4. A protective cover for a foundation of a marine wind power steel pipe pile according to claim 2, characterized in that the seal is provided between the outer circumferential surface of the plug and the inner wall of the slot in the radial direction of the protective cover.

5. A protective cover for a foundation of a marine wind power steel pipe pile according to claim 3, wherein a protruding portion is arranged in the slot, the protruding portion protrudes in the axial direction of the protective cover, the sealing element is clamped between the protruding portion and the inner wall of the slot in the radial direction of the protective cover, and the plug is stopped on the protruding portion in the axial direction of the protective cover.

6. The protective cover for a foundation of a marine wind power steel pipe pile according to claim 2, wherein the sealing member comprises a first section and a second section which are connected, the first section and the second section are arranged in an L shape, the first section extends along the radial direction of the protective cover and is arranged between the first cover body and the second cover body in the axial direction of the protective cover, and the second section extends along the axial direction of the protective cover and is arranged between the first cover body and the second cover body in the radial direction of the protective cover.

7. The protective cover for a foundation of a wind power steel pipe pile at sea according to any one of claims 2-6, wherein the seal is adhesively connected to at least one of the first cover body and the second cover body.

8. The protective cover for an offshore wind power steel pipe pile foundation according to claim 1, wherein the first cover body comprises a first rigid layer and a first flexible layer, and the first flexible layer is arranged on the inner side of the first rigid layer.

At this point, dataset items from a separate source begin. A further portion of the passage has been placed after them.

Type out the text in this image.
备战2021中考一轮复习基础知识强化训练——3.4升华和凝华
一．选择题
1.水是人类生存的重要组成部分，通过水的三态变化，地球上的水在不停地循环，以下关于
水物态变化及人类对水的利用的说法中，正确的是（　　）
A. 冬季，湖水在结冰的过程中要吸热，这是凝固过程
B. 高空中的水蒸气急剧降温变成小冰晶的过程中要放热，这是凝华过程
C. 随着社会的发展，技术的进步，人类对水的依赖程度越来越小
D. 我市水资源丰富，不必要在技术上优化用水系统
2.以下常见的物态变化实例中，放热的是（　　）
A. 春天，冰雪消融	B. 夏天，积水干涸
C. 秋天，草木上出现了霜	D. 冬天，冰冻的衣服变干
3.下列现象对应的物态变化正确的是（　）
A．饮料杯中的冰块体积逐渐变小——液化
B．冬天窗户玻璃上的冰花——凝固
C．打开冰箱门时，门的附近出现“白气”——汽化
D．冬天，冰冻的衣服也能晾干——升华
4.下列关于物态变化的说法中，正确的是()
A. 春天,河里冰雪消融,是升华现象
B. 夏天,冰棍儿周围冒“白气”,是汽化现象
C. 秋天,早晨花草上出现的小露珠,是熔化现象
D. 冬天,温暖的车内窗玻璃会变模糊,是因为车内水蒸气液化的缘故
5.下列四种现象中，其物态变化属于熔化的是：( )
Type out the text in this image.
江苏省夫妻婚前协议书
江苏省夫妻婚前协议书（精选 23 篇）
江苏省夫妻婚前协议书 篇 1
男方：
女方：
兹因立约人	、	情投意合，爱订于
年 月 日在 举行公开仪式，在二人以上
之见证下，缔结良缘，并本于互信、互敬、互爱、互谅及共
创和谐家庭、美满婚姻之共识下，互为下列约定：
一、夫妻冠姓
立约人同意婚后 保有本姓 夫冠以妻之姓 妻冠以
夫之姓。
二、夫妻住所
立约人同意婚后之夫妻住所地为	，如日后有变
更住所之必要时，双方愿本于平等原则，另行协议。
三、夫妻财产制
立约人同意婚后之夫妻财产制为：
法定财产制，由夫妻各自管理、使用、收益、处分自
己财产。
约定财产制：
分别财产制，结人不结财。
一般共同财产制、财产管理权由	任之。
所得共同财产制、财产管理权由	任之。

9. The protective cover for an offshore wind power steel pipe pile foundation according to claim 8, wherein the second cover body comprises a second rigid layer and a second flexible layer, and the second flexible layer is arranged on the inner side of the second rigid layer.

10. The protective cover for an offshore wind power steel pipe pile foundation according to claim 9, wherein the first rigid layer and the second rigid layer are made of fiber reinforced composite materials; and/or

The first flexible layer and the second flexible layer are made of foamed plastic or rubber.